Boku dake no Madonna (僕だけのマドンナ, Boku dake no Madonna), sometimes shortened to BokuMado (僕マド, Boku Mado), is a drama series that aired in Japan on Fuji TV in 2003. In English it is often called You are my only Madonna / ... and I Love Her.

== Cast ==
- Hideaki Takizawa as Suzuki Kyouichi
- Kyōko Hasegawa as Kataoka Surumi
- Koutaro Koizumi as Nakano Takashi
- Hitomi Shimatani as Imamura Keiko
- Manami Konishi as Shimada Rie
- Naoto Ogata as Honda Yoshitaka
- Kotaro Shiga as Prof.
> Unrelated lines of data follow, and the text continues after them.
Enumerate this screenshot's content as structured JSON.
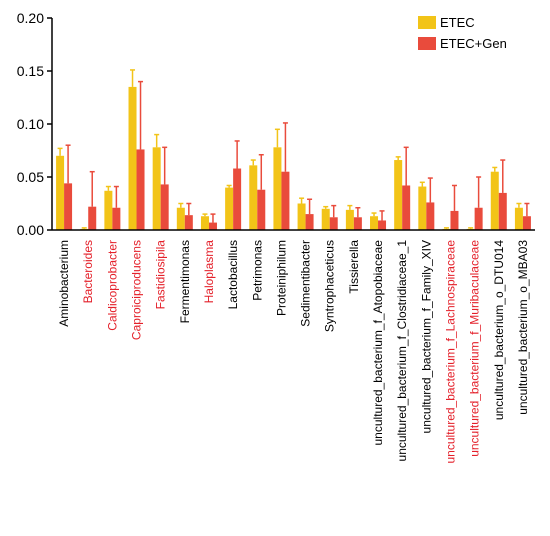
{
  "chart_data": {
    "type": "bar",
    "title": "",
    "xlabel": "",
    "ylabel": "",
    "ylim": [
      0,
      0.2
    ],
    "yticks": [
      "0.00",
      "0.05",
      "0.10",
      "0.15",
      "0.20"
    ],
    "legend_position": "top-right",
    "categories": [
      "Aminobacterium",
      "Bacteroides",
      "Caldicoprobacter",
      "Caproiciproducens",
      "Fastidiosipila",
      "Fermentimonas",
      "Haloplasma",
      "Lactobacillus",
      "Petrimonas",
      "Proteiniphilum",
      "Sedimentibacter",
      "Syntrophaceticus",
      "Tissierella",
      "uncultured_bacterium_f_Atopobiaceae",
      "uncultured_bacterium_f_Clostridiaceae_1",
      "uncultured_bacterium_f_Family_XIV",
      "uncultured_bacterium_f_Lachnospiraceae",
      "uncultured_bacterium_f_Muribaculaceae",
      "uncultured_bacterium_o_DTU014",
      "uncultured_bacterium_o_MBA03"
    ],
    "highlighted": [
      false,
      true,
      true,
      true,
      true,
      false,
      true,
      false,
      false,
      false,
      false,
      false,
      false,
      false,
      false,
      false,
      true,
      true,
      false,
      false
    ],
    "series": [
      {
        "name": "ETEC",
        "color": "#F2C418",
        "values": [
          0.07,
          0.001,
          0.037,
          0.135,
          0.078,
          0.021,
          0.013,
          0.04,
          0.061,
          0.078,
          0.025,
          0.02,
          0.019,
          0.013,
          0.066,
          0.041,
          0.001,
          0.001,
          0.055,
          0.021
        ],
        "errors": [
          0.007,
          0.001,
          0.004,
          0.016,
          0.012,
          0.004,
          0.002,
          0.002,
          0.005,
          0.017,
          0.005,
          0.002,
          0.004,
          0.003,
          0.003,
          0.004,
          0.001,
          0.001,
          0.004,
          0.004
        ]
      },
      {
        "name": "ETEC+Gen",
        "color": "#E94B3C",
        "values": [
          0.044,
          0.022,
          0.021,
          0.076,
          0.043,
          0.014,
          0.007,
          0.058,
          0.038,
          0.055,
          0.015,
          0.012,
          0.012,
          0.009,
          0.042,
          0.026,
          0.018,
          0.021,
          0.035,
          0.013
        ],
        "errors": [
          0.036,
          0.033,
          0.02,
          0.064,
          0.035,
          0.011,
          0.008,
          0.026,
          0.033,
          0.046,
          0.014,
          0.011,
          0.009,
          0.009,
          0.036,
          0.023,
          0.024,
          0.029,
          0.031,
          0.012
        ]
      }
    ]
  }
}
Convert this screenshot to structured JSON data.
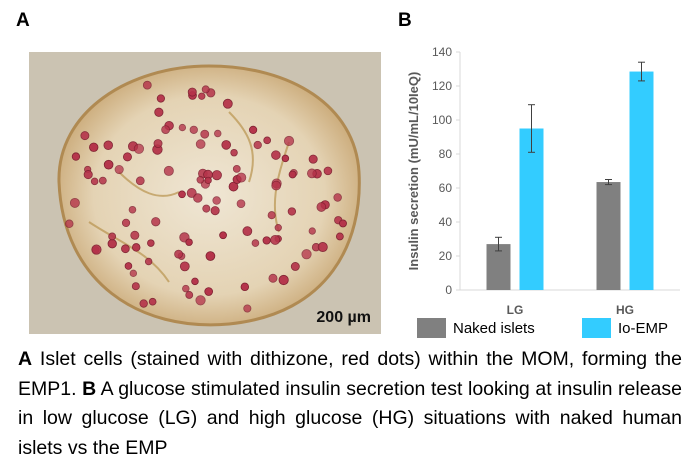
{
  "panels": {
    "a_label": "A",
    "b_label": "B"
  },
  "micrograph": {
    "scale_bar_label": "200 µm",
    "description_icon": "islet-micrograph"
  },
  "chart_data": {
    "type": "bar",
    "title": "",
    "xlabel": "",
    "ylabel": "Insulin secretion (mU/mL/10IeQ)",
    "ylim": [
      0,
      140
    ],
    "yticks": [
      0,
      20,
      40,
      60,
      80,
      100,
      120,
      140
    ],
    "categories": [
      "LG",
      "HG"
    ],
    "series": [
      {
        "name": "Naked islets",
        "color": "#808080",
        "values": [
          27,
          63.5
        ],
        "errors": [
          4,
          1.5
        ]
      },
      {
        "name": "Io-EMP",
        "color": "#33ccff",
        "values": [
          95,
          128.5
        ],
        "errors": [
          14,
          5.5
        ]
      }
    ],
    "legend": "bottom"
  },
  "caption": {
    "a_tag": "A",
    "a_text": " Islet cells (stained with dithizone, red dots) within the MOM, forming the EMP1. ",
    "b_tag": "B",
    "b_text": " A glucose stimulated insulin secretion test looking at insulin release in low glucose (LG) and high glucose (HG) situations with naked human islets vs the EMP"
  }
}
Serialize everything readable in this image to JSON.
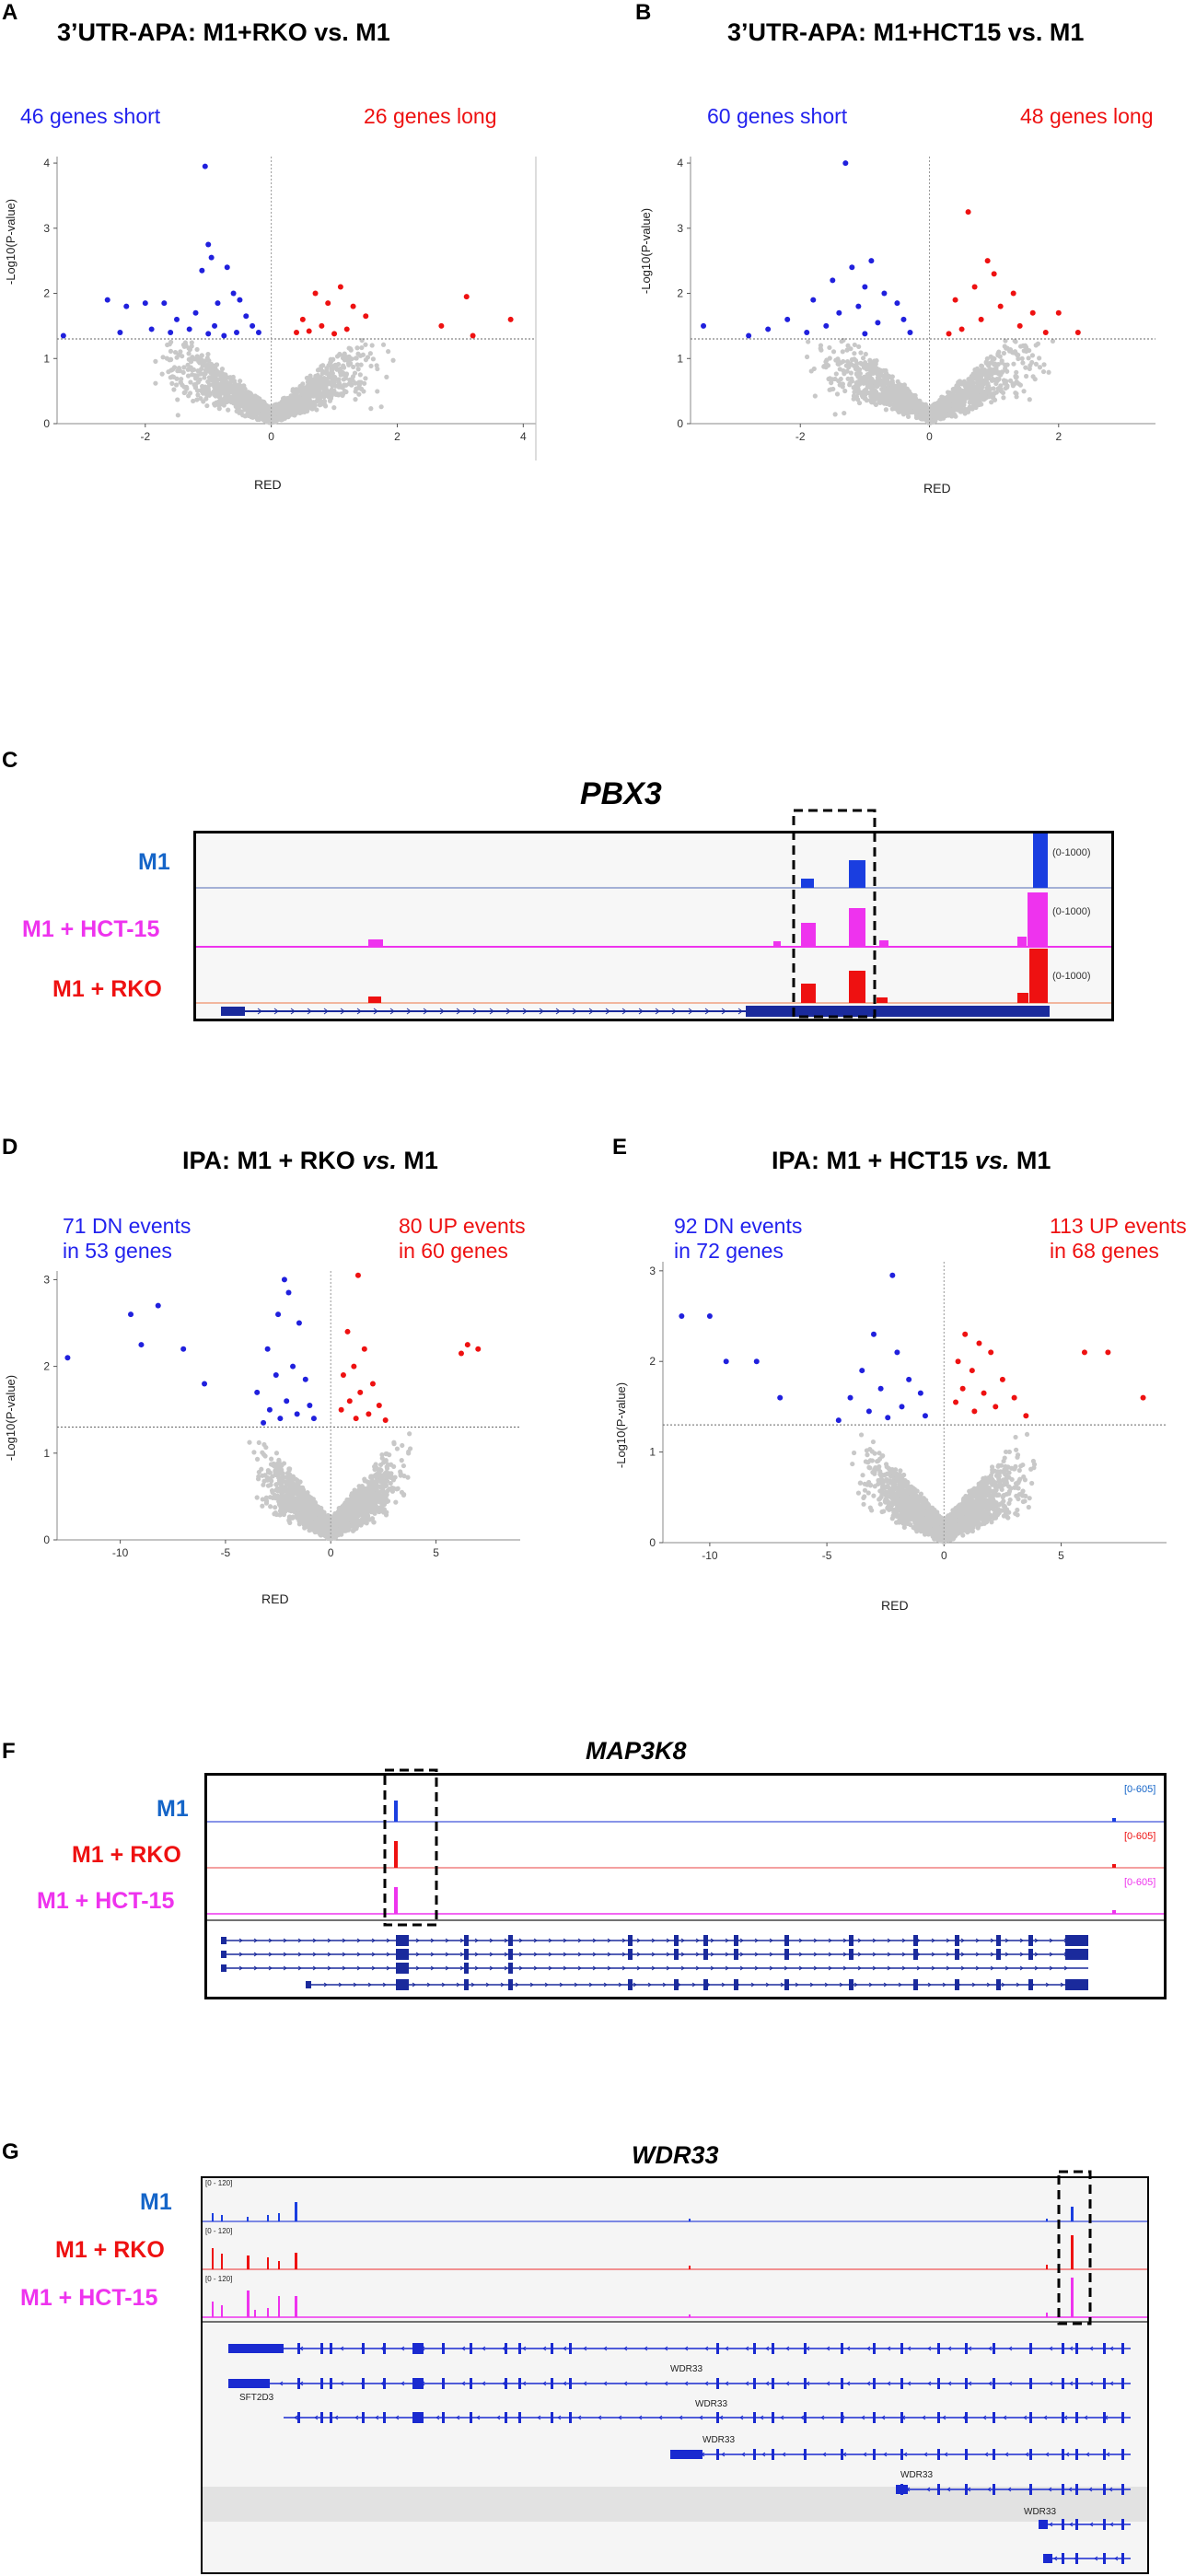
{
  "panelA": {
    "letter": "A",
    "title": "3’UTR-APA: M1+RKO vs. M1",
    "short_label": "46 genes short",
    "long_label": "26 genes long",
    "xlabel": "RED",
    "ylabel": "-Log10(P-value)"
  },
  "panelB": {
    "letter": "B",
    "title": "3’UTR-APA: M1+HCT15 vs. M1",
    "short_label": "60 genes short",
    "long_label": "48 genes long",
    "xlabel": "RED",
    "ylabel": "-Log10(P-value)"
  },
  "panelC": {
    "letter": "C",
    "gene": "PBX3",
    "tracks": [
      {
        "label": "M1",
        "range": "(0-1000)",
        "color": "#1565c8"
      },
      {
        "label": "M1 + HCT-15",
        "range": "(0-1000)",
        "color": "#ee33ee"
      },
      {
        "label": "M1 + RKO",
        "range": "(0-1000)",
        "color": "#ee1111"
      }
    ]
  },
  "panelD": {
    "letter": "D",
    "title_prefix": "IPA: M1 + RKO ",
    "title_italic": "vs.",
    "title_suffix": " M1",
    "dn_line1": "71 DN events",
    "dn_line2": "in 53 genes",
    "up_line1": "80 UP events",
    "up_line2": "in 60 genes",
    "xlabel": "RED",
    "ylabel": "-Log10(P-value)"
  },
  "panelE": {
    "letter": "E",
    "title_prefix": "IPA: M1 + HCT15 ",
    "title_italic": "vs.",
    "title_suffix": " M1",
    "dn_line1": "92 DN events",
    "dn_line2": "in 72 genes",
    "up_line1": "113 UP events",
    "up_line2": "in 68 genes",
    "xlabel": "RED",
    "ylabel": "-Log10(P-value)"
  },
  "panelF": {
    "letter": "F",
    "gene": "MAP3K8",
    "tracks": [
      {
        "label": "M1",
        "range": "[0-605]",
        "color": "#1565c8"
      },
      {
        "label": "M1 + RKO",
        "range": "[0-605]",
        "color": "#ee1111"
      },
      {
        "label": "M1 + HCT-15",
        "range": "[0-605]",
        "color": "#ee33ee"
      }
    ]
  },
  "panelG": {
    "letter": "G",
    "gene": "WDR33",
    "tracks": [
      {
        "label": "M1",
        "range": "[0 - 120]",
        "color": "#1565c8"
      },
      {
        "label": "M1 + RKO",
        "range": "[0 - 120]",
        "color": "#ee1111"
      },
      {
        "label": "M1 + HCT-15",
        "range": "[0 - 120]",
        "color": "#ee33ee"
      }
    ],
    "annotations": [
      "WDR33",
      "SFT2D3",
      "WDR33",
      "WDR33",
      "WDR33",
      "WDR33"
    ]
  },
  "chart_data": [
    {
      "id": "A",
      "type": "scatter",
      "title": "3’UTR-APA: M1+RKO vs. M1",
      "xlabel": "RED",
      "ylabel": "-Log10(P-value)",
      "xlim": [
        -3.4,
        4.2
      ],
      "ylim": [
        0,
        4.1
      ],
      "xticks": [
        -2,
        0,
        2,
        4
      ],
      "yticks": [
        0,
        1,
        2,
        3,
        4
      ],
      "threshold_y": 1.3,
      "vline_x": 0,
      "short_points": [
        [
          -1.05,
          3.95
        ],
        [
          -1.0,
          2.75
        ],
        [
          -0.95,
          2.55
        ],
        [
          -1.1,
          2.35
        ],
        [
          -0.7,
          2.4
        ],
        [
          -0.6,
          2.0
        ],
        [
          -0.5,
          1.9
        ],
        [
          -0.85,
          1.85
        ],
        [
          -1.2,
          1.7
        ],
        [
          -0.4,
          1.65
        ],
        [
          -1.5,
          1.6
        ],
        [
          -2.0,
          1.85
        ],
        [
          -2.3,
          1.8
        ],
        [
          -2.6,
          1.9
        ],
        [
          -1.7,
          1.85
        ],
        [
          -0.3,
          1.5
        ],
        [
          -0.9,
          1.5
        ],
        [
          -1.3,
          1.45
        ],
        [
          -0.55,
          1.4
        ],
        [
          -0.75,
          1.35
        ],
        [
          -2.4,
          1.4
        ],
        [
          -1.9,
          1.45
        ],
        [
          -3.3,
          1.35
        ],
        [
          -1.6,
          1.4
        ],
        [
          -0.2,
          1.4
        ],
        [
          -1.0,
          1.38
        ]
      ],
      "long_points": [
        [
          0.7,
          2.0
        ],
        [
          1.1,
          2.1
        ],
        [
          0.9,
          1.85
        ],
        [
          1.3,
          1.8
        ],
        [
          0.5,
          1.6
        ],
        [
          1.5,
          1.65
        ],
        [
          0.8,
          1.5
        ],
        [
          1.2,
          1.45
        ],
        [
          0.4,
          1.4
        ],
        [
          1.0,
          1.38
        ],
        [
          3.1,
          1.95
        ],
        [
          3.2,
          1.35
        ],
        [
          3.8,
          1.6
        ],
        [
          2.7,
          1.5
        ],
        [
          0.6,
          1.42
        ]
      ]
    },
    {
      "id": "B",
      "type": "scatter",
      "title": "3’UTR-APA: M1+HCT15 vs. M1",
      "xlabel": "RED",
      "ylabel": "-Log10(P-value)",
      "xlim": [
        -3.7,
        3.5
      ],
      "ylim": [
        0,
        4.1
      ],
      "xticks": [
        -2,
        0,
        2
      ],
      "yticks": [
        0,
        1,
        2,
        3,
        4
      ],
      "threshold_y": 1.3,
      "vline_x": 0,
      "short_points": [
        [
          -1.3,
          4.0
        ],
        [
          -1.2,
          2.4
        ],
        [
          -0.9,
          2.5
        ],
        [
          -1.5,
          2.2
        ],
        [
          -1.0,
          2.1
        ],
        [
          -0.7,
          2.0
        ],
        [
          -1.8,
          1.9
        ],
        [
          -0.5,
          1.85
        ],
        [
          -1.1,
          1.8
        ],
        [
          -1.4,
          1.7
        ],
        [
          -2.2,
          1.6
        ],
        [
          -0.4,
          1.6
        ],
        [
          -0.8,
          1.55
        ],
        [
          -1.6,
          1.5
        ],
        [
          -2.5,
          1.45
        ],
        [
          -2.8,
          1.35
        ],
        [
          -3.5,
          1.5
        ],
        [
          -0.3,
          1.4
        ],
        [
          -1.9,
          1.4
        ],
        [
          -1.0,
          1.38
        ]
      ],
      "long_points": [
        [
          0.6,
          3.25
        ],
        [
          0.9,
          2.5
        ],
        [
          1.0,
          2.3
        ],
        [
          0.7,
          2.1
        ],
        [
          1.3,
          2.0
        ],
        [
          0.4,
          1.9
        ],
        [
          1.1,
          1.8
        ],
        [
          1.6,
          1.7
        ],
        [
          0.8,
          1.6
        ],
        [
          2.0,
          1.7
        ],
        [
          1.4,
          1.5
        ],
        [
          0.5,
          1.45
        ],
        [
          2.3,
          1.4
        ],
        [
          1.8,
          1.4
        ],
        [
          0.3,
          1.38
        ]
      ]
    },
    {
      "id": "D",
      "type": "scatter",
      "title": "IPA: M1 + RKO vs. M1",
      "xlabel": "RED",
      "ylabel": "-Log10(P-value)",
      "xlim": [
        -13,
        9
      ],
      "ylim": [
        0,
        3.1
      ],
      "xticks": [
        -10,
        -5,
        0,
        5
      ],
      "yticks": [
        0,
        1,
        2,
        3
      ],
      "threshold_y": 1.3,
      "vline_x": 0,
      "dn_points": [
        [
          -2.2,
          3.0
        ],
        [
          -2.0,
          2.85
        ],
        [
          -2.5,
          2.6
        ],
        [
          -9.5,
          2.6
        ],
        [
          -8.2,
          2.7
        ],
        [
          -12.5,
          2.1
        ],
        [
          -9.0,
          2.25
        ],
        [
          -7.0,
          2.2
        ],
        [
          -6.0,
          1.8
        ],
        [
          -1.5,
          2.5
        ],
        [
          -3.0,
          2.2
        ],
        [
          -1.8,
          2.0
        ],
        [
          -2.6,
          1.9
        ],
        [
          -1.2,
          1.85
        ],
        [
          -3.5,
          1.7
        ],
        [
          -2.1,
          1.6
        ],
        [
          -1.0,
          1.55
        ],
        [
          -2.9,
          1.5
        ],
        [
          -1.6,
          1.45
        ],
        [
          -2.4,
          1.4
        ],
        [
          -0.8,
          1.4
        ],
        [
          -3.2,
          1.35
        ]
      ],
      "up_points": [
        [
          1.3,
          3.05
        ],
        [
          0.8,
          2.4
        ],
        [
          1.6,
          2.2
        ],
        [
          1.1,
          2.0
        ],
        [
          0.6,
          1.9
        ],
        [
          2.0,
          1.8
        ],
        [
          1.4,
          1.7
        ],
        [
          0.9,
          1.6
        ],
        [
          2.3,
          1.55
        ],
        [
          0.5,
          1.5
        ],
        [
          1.8,
          1.45
        ],
        [
          1.2,
          1.4
        ],
        [
          2.6,
          1.38
        ],
        [
          6.5,
          2.25
        ],
        [
          7.0,
          2.2
        ],
        [
          6.2,
          2.15
        ]
      ]
    },
    {
      "id": "E",
      "type": "scatter",
      "title": "IPA: M1 + HCT15 vs. M1",
      "xlabel": "RED",
      "ylabel": "-Log10(P-value)",
      "xlim": [
        -12,
        9.5
      ],
      "ylim": [
        0,
        3.1
      ],
      "xticks": [
        -10,
        -5,
        0,
        5
      ],
      "yticks": [
        0,
        1,
        2,
        3
      ],
      "threshold_y": 1.3,
      "vline_x": 0,
      "dn_points": [
        [
          -2.2,
          2.95
        ],
        [
          -10.0,
          2.5
        ],
        [
          -11.2,
          2.5
        ],
        [
          -9.3,
          2.0
        ],
        [
          -8.0,
          2.0
        ],
        [
          -7.0,
          1.6
        ],
        [
          -3.0,
          2.3
        ],
        [
          -2.0,
          2.1
        ],
        [
          -3.5,
          1.9
        ],
        [
          -1.5,
          1.8
        ],
        [
          -2.7,
          1.7
        ],
        [
          -1.0,
          1.65
        ],
        [
          -4.0,
          1.6
        ],
        [
          -1.8,
          1.5
        ],
        [
          -3.2,
          1.45
        ],
        [
          -0.8,
          1.4
        ],
        [
          -2.4,
          1.38
        ],
        [
          -4.5,
          1.35
        ]
      ],
      "up_points": [
        [
          0.9,
          2.3
        ],
        [
          1.5,
          2.2
        ],
        [
          0.6,
          2.0
        ],
        [
          2.0,
          2.1
        ],
        [
          1.2,
          1.9
        ],
        [
          2.5,
          1.8
        ],
        [
          0.8,
          1.7
        ],
        [
          1.7,
          1.65
        ],
        [
          3.0,
          1.6
        ],
        [
          0.5,
          1.55
        ],
        [
          2.2,
          1.5
        ],
        [
          1.3,
          1.45
        ],
        [
          3.5,
          1.4
        ],
        [
          7.0,
          2.1
        ],
        [
          6.0,
          2.1
        ],
        [
          8.5,
          1.6
        ]
      ]
    }
  ]
}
Tatebayashi Shingo
- Leo Morimoto as Kuramoto Shoutaro
- Miki Maya as Matsuno Shizue
- Reiko Matsuo as Shimizu Moeko
- Kazuki Kosakai as Ichigaya Sho
- Kyusaku Shimada as Oosugi Kazuma

== Plot ==
Kyoichi living alone for the first time comes home one day to find a girl asleep in his bed. Through the next few days he meets her again
and again eventually coming to find out he has feelings for her. But she is hiding things from him he has no idea about.